Моя мать всегда меня пичкала чем-нибудь, как, впрочем, и гостей, так что, бывало, пузо чуть не лопается, правда, до той грани, когда человеку уже блевать хочется, она не доходит. Отец уставился на Хилари, я бы сказал, уж очень похотливо для мужика за семьдесят. Взгляд так и порхает туда, где у нее на платье вырез. Ага, он уже готов рассказать какую-нибудь свою историю. Он всегда так общается. С людьми он не разговаривает. Он толкает им речи. Впрочем, у кого проблемы со слухом, все такие. Они предпочитают никого не слушать, они хотят говорить.

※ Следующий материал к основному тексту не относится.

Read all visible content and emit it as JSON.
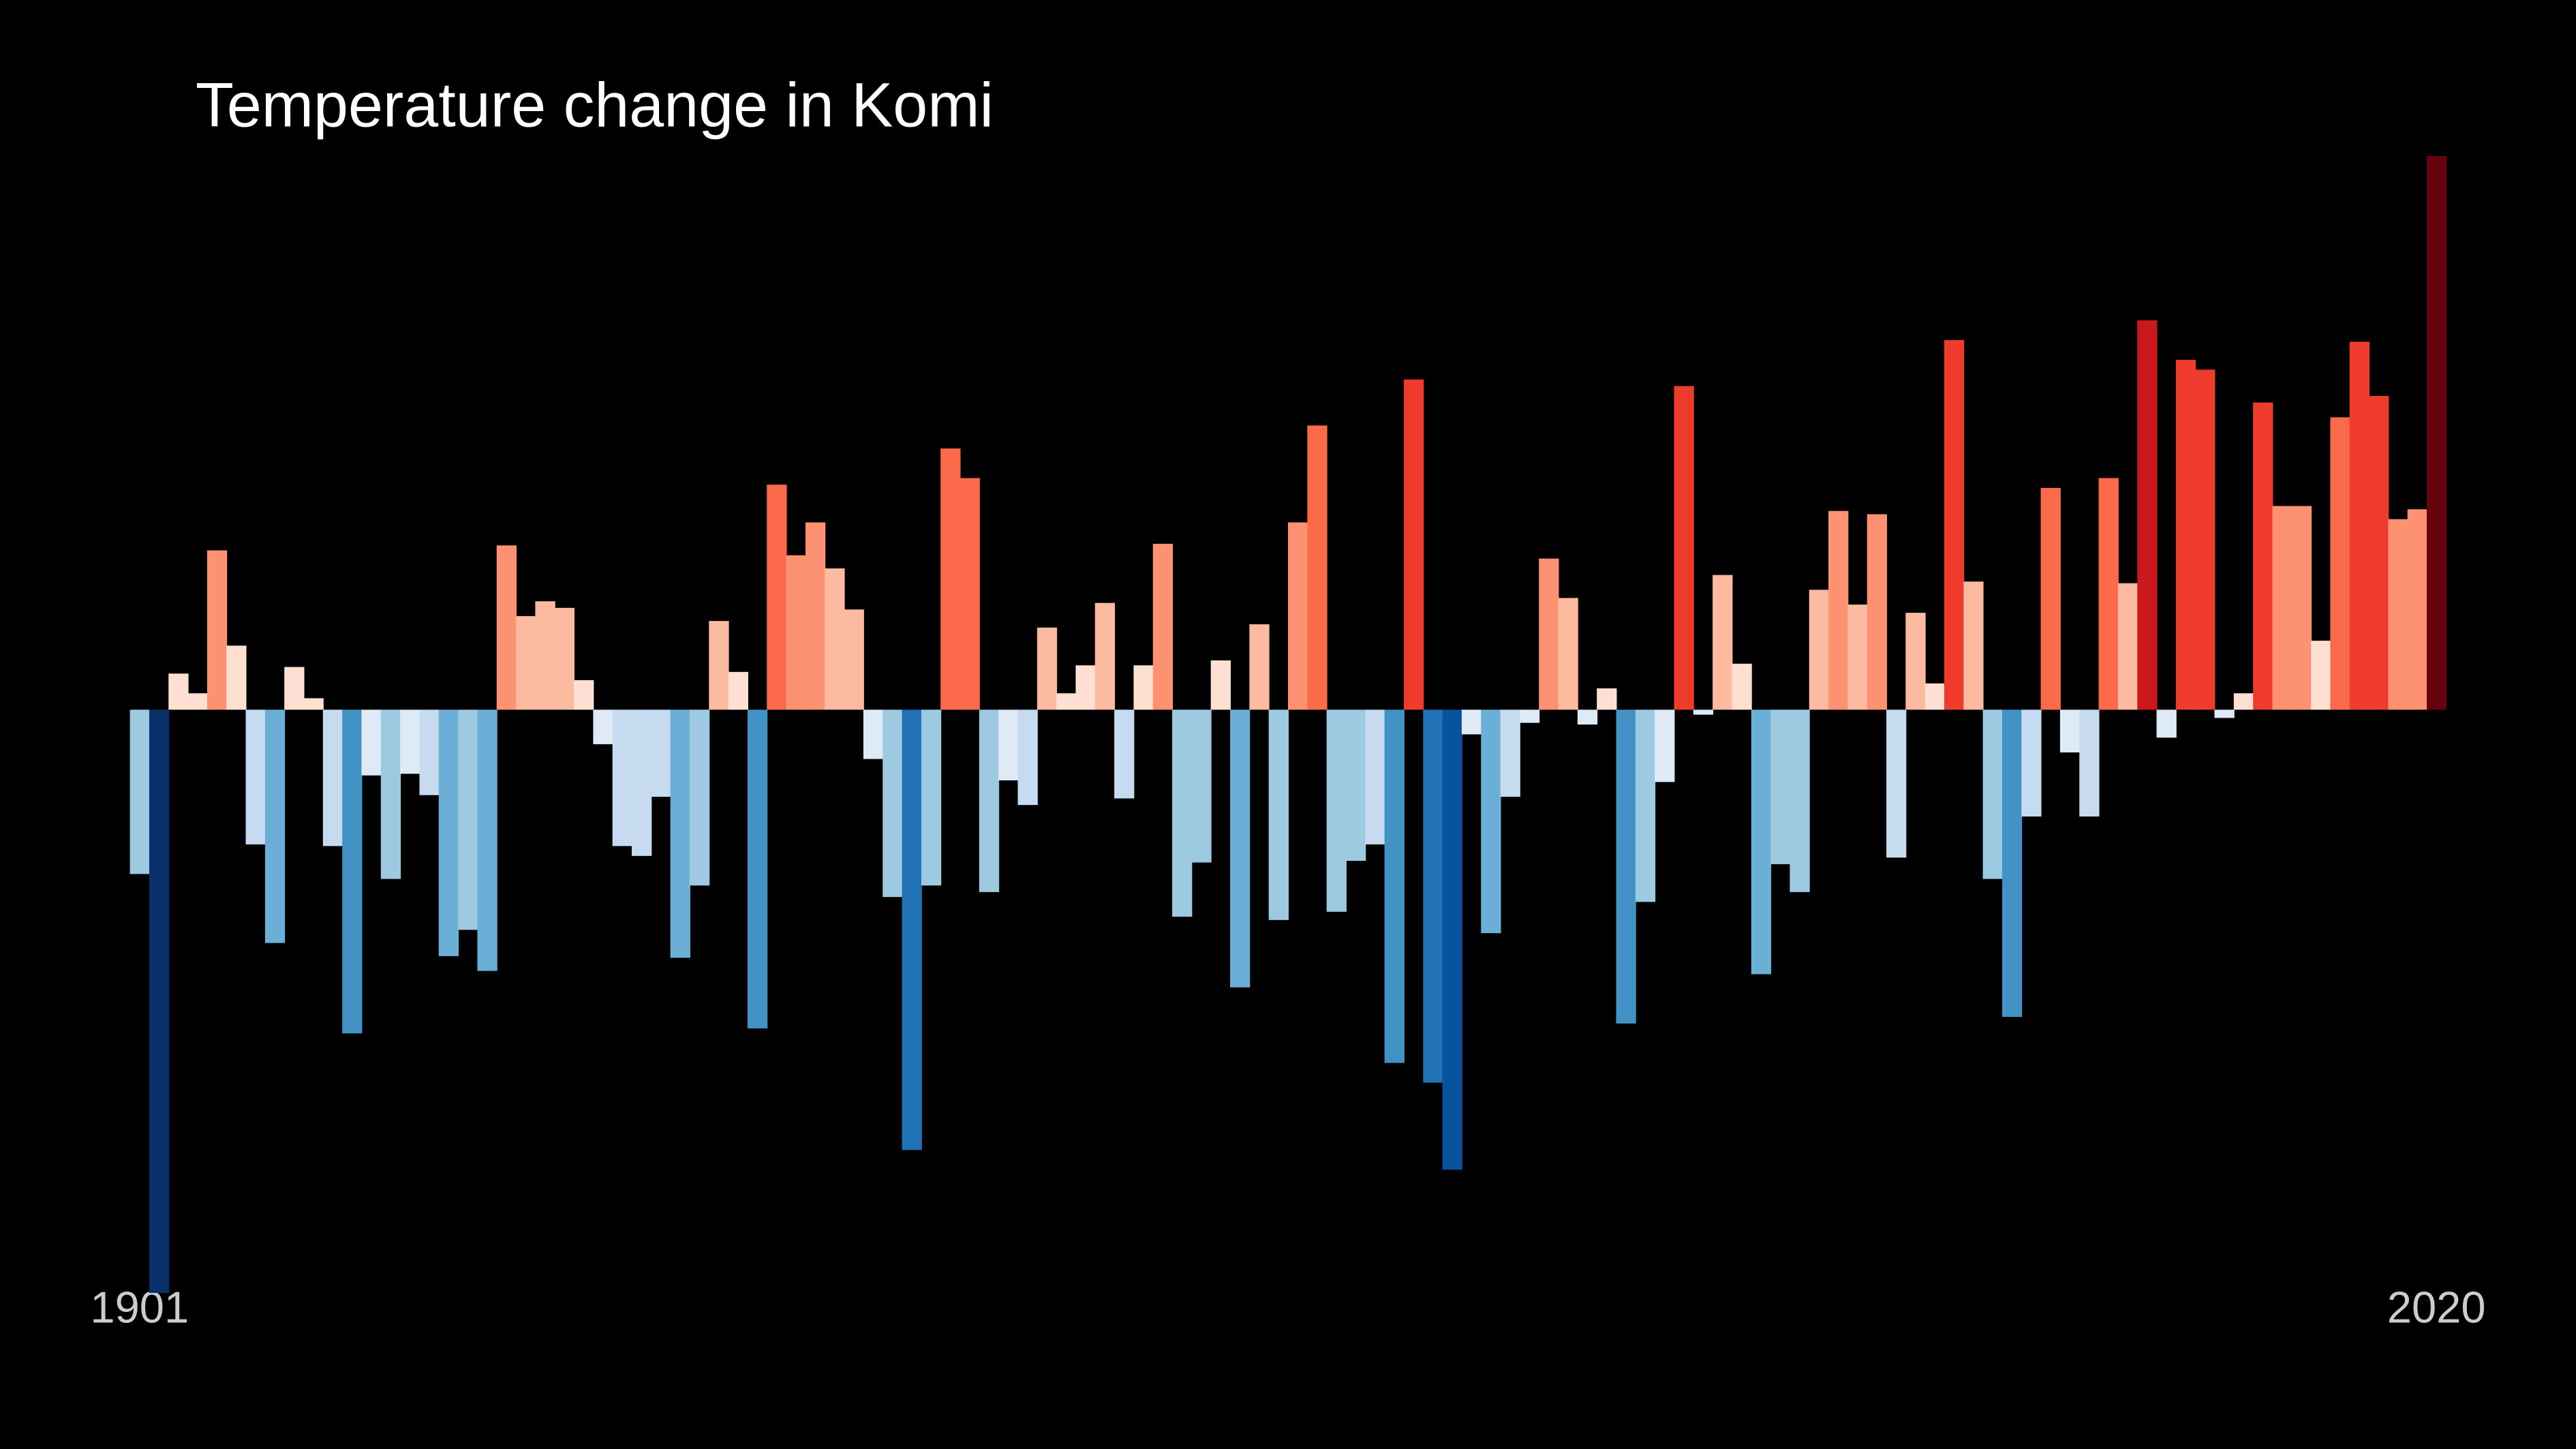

— Моника, — начинает он, обращаясь к Хилари. Он это не нарочно. Я так думаю, что, глядя на нее, он сейчас вспомнил о какой-то реальной Монике, с которой у него когда-то что-то было, может быть, еще в далекой молодости.
— Хилари, папа.
— Что? Ах, да. Извините. Хилари. — Он постукивает по виску двумя своими негнущимися пальцами. Мол, стар стал. Что тут говорить? — Хилари, — продолжает он, — вы слышали историю про одного старого итальянца? Его звали Луиджи. Сидит он как-то на балконе своей виллы в Умбрии. Солнце заходит, он отхлебывает из стаканчика с граппой и обращается к одному из своих сыновей.
Хилари широко улыбается, энергично, чуть ли не яростно кивает, ободряя его, и еще больше наклоняется, открывая перед ним грудь.
— «Ты видишь вон те виноградные лозы? — продолжает отец со смешным итальянским акцентом. — Я посадил их, когда мы поселились в этой долине, больше сорока лет назад. Голыми руками я, Луиджи, посадил их, и теперь вся долина засажена виноградом. Но разве меня называют Луиджи-виноградарь? Видишь вон те дома? Те дома построил я. Хорошие, красивые дома из лучшего умбрийского камня и мрамора. Да, это я, Луиджи, построил эти дома, но разве меня называют Луиджи-строитель?»
Мать со стуком ставит чашку с чаем на стол. Отец бросает на нее быстрый взгляд, означающий: и не вздумай, испортишь концовку.
— «Видишь вон те дороги? Когда я впервые оказался здесь пятьдесят лет назад, не было никаких дорог. Одни только грязные тропы. Я, Луиджи, проложил эти дороги. Но разве зовут меня Луиджи-дорожник?»
Отец набирает полную грудь воздуха. Смотрит в небеса. В гневе растопыривает пальцы.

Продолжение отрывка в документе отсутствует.